High-yield: OA spares the MCP joints; isolated MCP OA should raise suspicion of haemochromatosis (with hook-shaped osteophytes) or CPPD.
Recently asked / exam angle
- Kellgren–Lawrence grading: matching grade ↔ feature (definite osteophyte = grade 2; deformity = grade 4) is a recurrent one-liner.
- Radiographic tetrad / "LOSS" and which feature is most specific (osteophyte).
- Heberden (DIP) vs Bouchard (PIP) node localisation—frequently a single-best-answer image or statement.
- Earliest movement lost in hip OA = internal rotation; hip OA presenting as groin/referred knee pain.
- Step-up management: first-line is non-pharmacological (weight loss/exercise); first-line drug = NSAID; walking stick in opposite hand.
- High tibial osteotomy indication (young, medial compartment varus OA) vs TKR (elderly, advanced).
- Synovial fluid analysis cut-offs (non-inflammatory < 2000).

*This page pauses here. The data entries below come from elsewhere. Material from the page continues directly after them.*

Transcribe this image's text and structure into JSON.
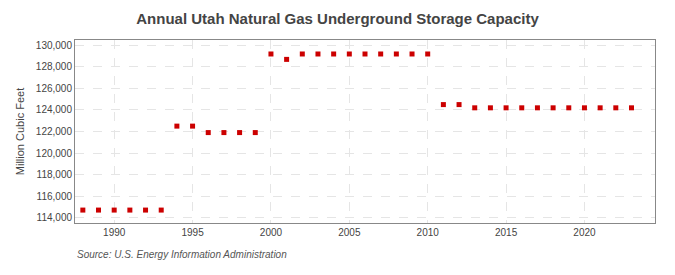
{
  "chart_data": {
    "type": "scatter",
    "title": "Annual Utah Natural Gas Underground Storage Capacity",
    "ylabel": "Million Cubic Feet",
    "source": "Source: U.S. Energy Information Administration",
    "x": [
      1988,
      1989,
      1990,
      1991,
      1992,
      1993,
      1994,
      1995,
      1996,
      1997,
      1998,
      1999,
      2000,
      2001,
      2002,
      2003,
      2004,
      2005,
      2006,
      2007,
      2008,
      2009,
      2010,
      2011,
      2012,
      2013,
      2014,
      2015,
      2016,
      2017,
      2018,
      2019,
      2020,
      2021,
      2022,
      2023
    ],
    "values": [
      114700,
      114700,
      114700,
      114700,
      114700,
      114700,
      122500,
      122500,
      121900,
      121900,
      121900,
      121900,
      129200,
      128700,
      129200,
      129200,
      129200,
      129200,
      129200,
      129200,
      129200,
      129200,
      129200,
      124500,
      124500,
      124200,
      124200,
      124200,
      124200,
      124200,
      124200,
      124200,
      124200,
      124200,
      124200,
      124200
    ],
    "color": "#cc0000",
    "marker": "square",
    "xlim": [
      1987.5,
      2024.5
    ],
    "xticks": [
      1990,
      1995,
      2000,
      2005,
      2010,
      2015,
      2020
    ],
    "ylim": [
      113500,
      130500
    ],
    "yticks": [
      {
        "value": 114000,
        "label": "114,000"
      },
      {
        "value": 116000,
        "label": "116,000"
      },
      {
        "value": 118000,
        "label": "118,000"
      },
      {
        "value": 120000,
        "label": "120,000"
      },
      {
        "value": 122000,
        "label": "122,000"
      },
      {
        "value": 124000,
        "label": "124,000"
      },
      {
        "value": 126000,
        "label": "126,000"
      },
      {
        "value": 128000,
        "label": "128,000"
      },
      {
        "value": 130000,
        "label": "130,000"
      }
    ],
    "grid": true
  }
}
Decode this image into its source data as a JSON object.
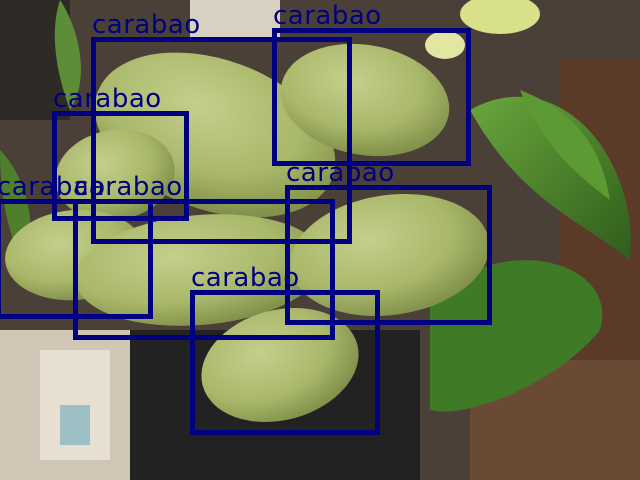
{
  "image": {
    "subject": "photo",
    "colors": {
      "box": "#000080",
      "mango": "#a9b86a",
      "leaf": "#4f8a2c"
    }
  },
  "detections": [
    {
      "label": "carabao"
    },
    {
      "label": "carabao"
    },
    {
      "label": "carabao"
    },
    {
      "label": "carabao"
    },
    {
      "label": "carabao"
    },
    {
      "label": "carabao"
    },
    {
      "label": "carabao"
    }
  ]
}
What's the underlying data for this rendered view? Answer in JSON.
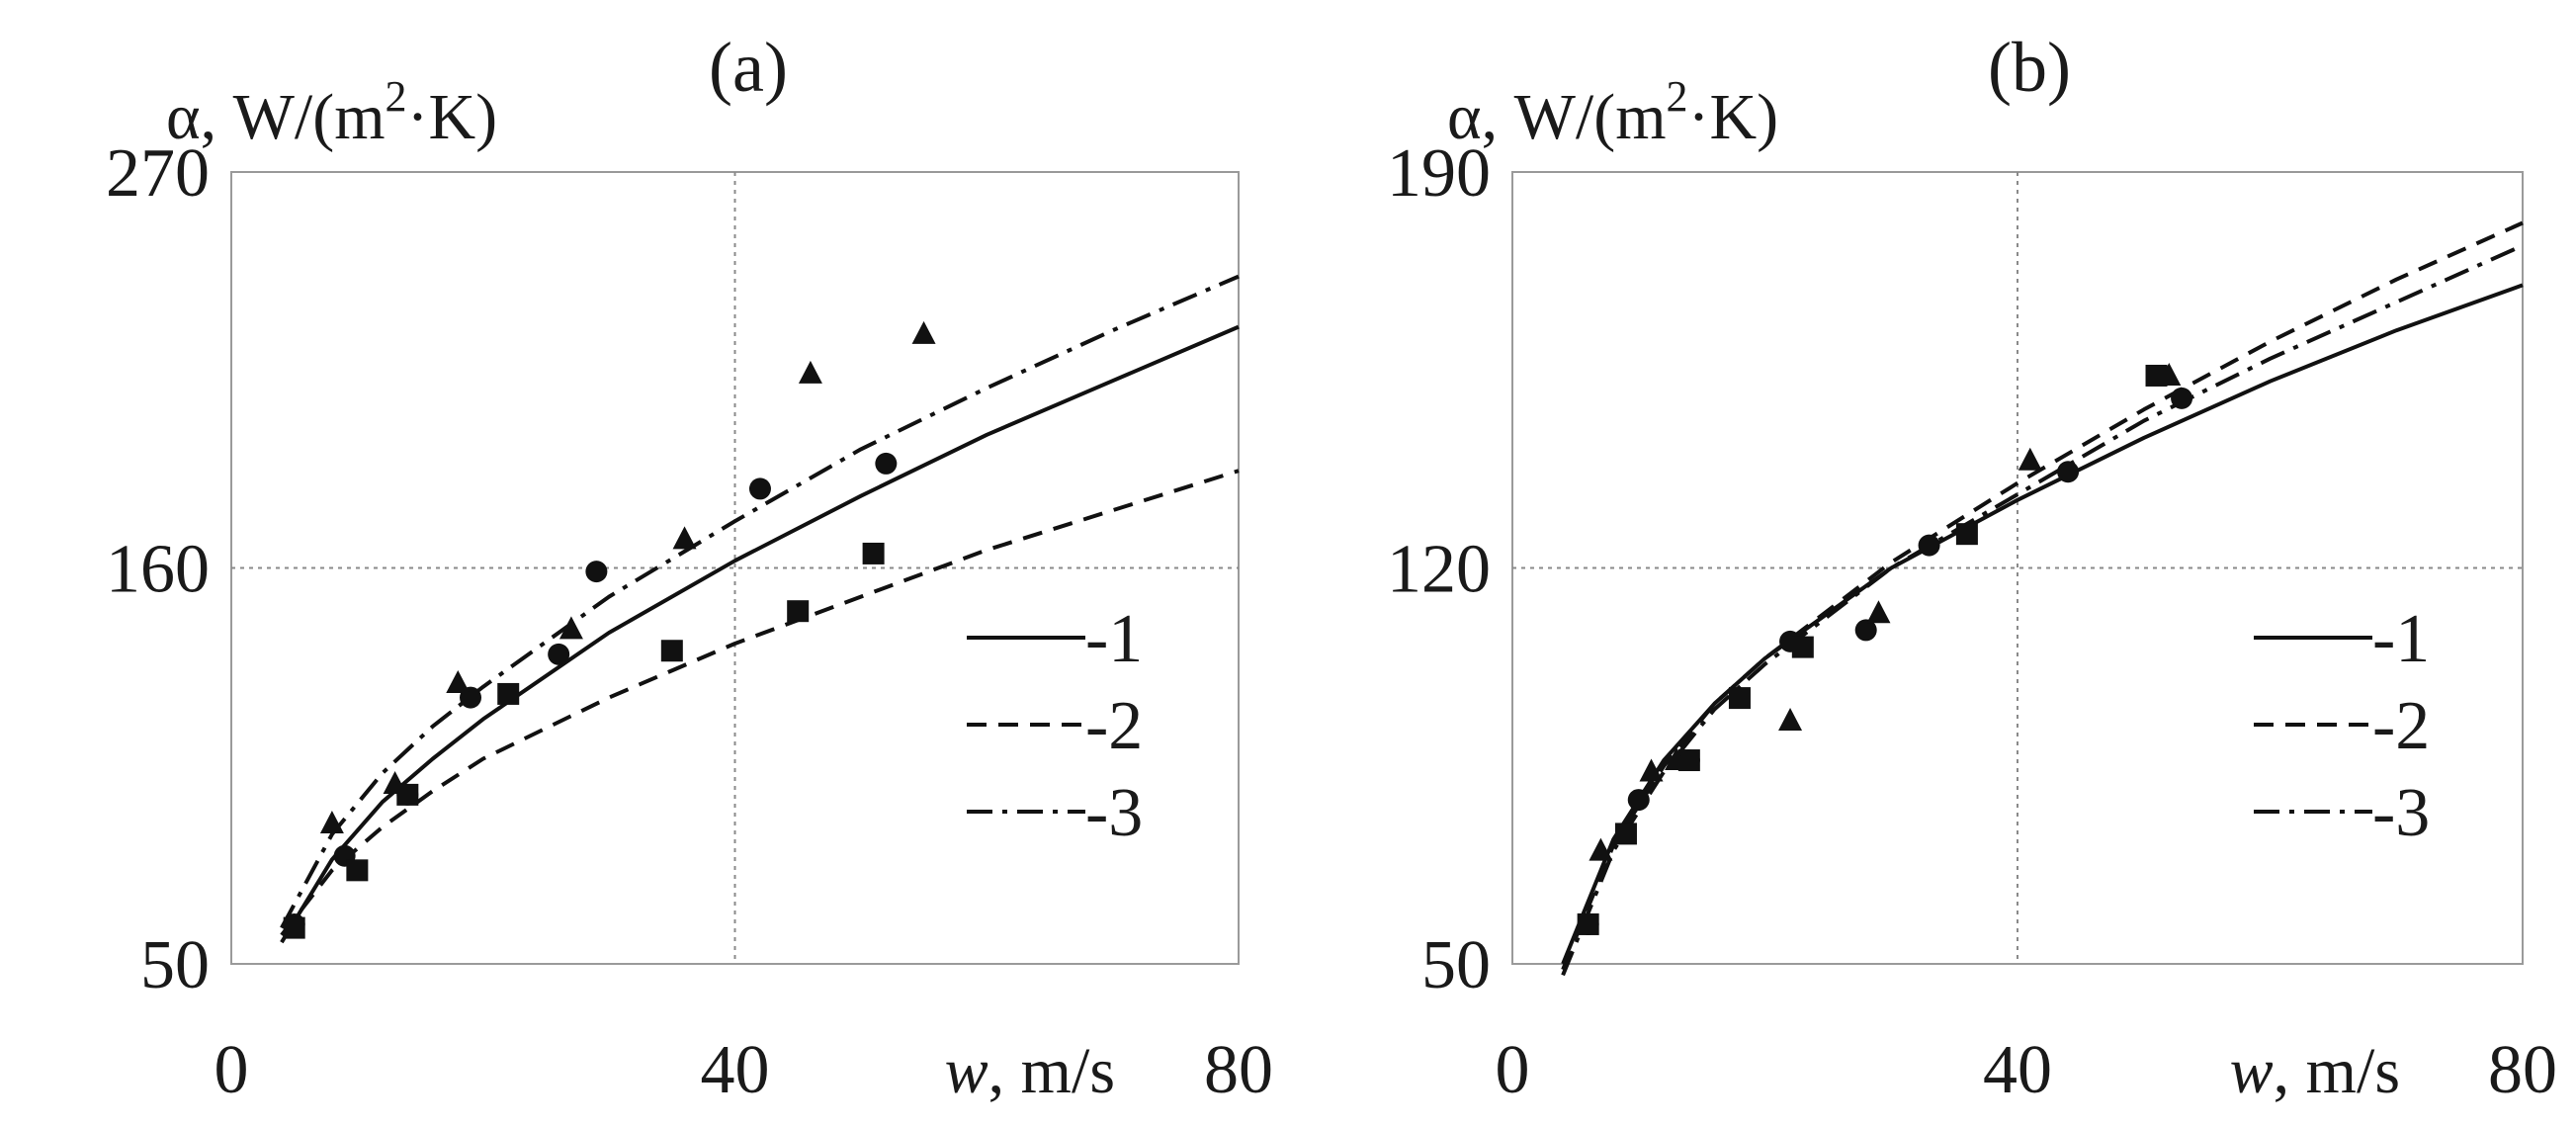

- Secondary OA causes—haemochromatosis (MCP, hook osteophytes), neuropathic Charcot joint, post-meniscectomy.
- Earliest histological change = superficial fibrillation / proteoglycan loss; early biochemical change = ↑ water content.
- Image-based: standing/weight-bearing knee X-ray showing asymmetric medial joint space loss with osteophytes.
Rapid revision
- OA = degenerative disease of the whole joint; commonest joint disease; biggest risk factor = age, strongest modifiable for knee = obesity.
- X-ray tetrad ("LOSS"): Loss of joint space (non-uniform), Osteophytes, Subchondral cysts, Subchondral sclerosis. Osteophyte = most specific.
- Kellgren–Lawrence: grade 2 = definite osteophyte; grade 4 = marked narrowing + deformity.
- Heberden = DIP, Bouchard = PIP; OA spares MCP (think haemochromatosis if MCP involved).
- Morning stiffness < 30 min, mechanical pain worse with use—no systemic features; ESR/CRP/RF normal.
- Hip OA: groin pain, earliest loss of internal rotation, may refer to knee; deformity = flexion-adduction-external rotation + shortening.
- Knee OA: medial compartment, varus deformity commonest; weight-bearing X-ray is the right view.
- Synovial fluid is non-inflammatory (WBC < 2000/mm³), clear and viscous.
- First-line = weight loss + quadriceps exercise; first-line drug = NSAID (topical preferred); walking stick in opposite hand.
- Avoid repeated intra-articular steroids, opioids, glucosamine/chondroitin and routine arthroscopic lavage.
- High tibial osteotomy for young varus medial-compartment knee OA; TKR/THR is definitive for end-stage disease.
- Commonest long-term cause of arthroplasty revision = aseptic loosening.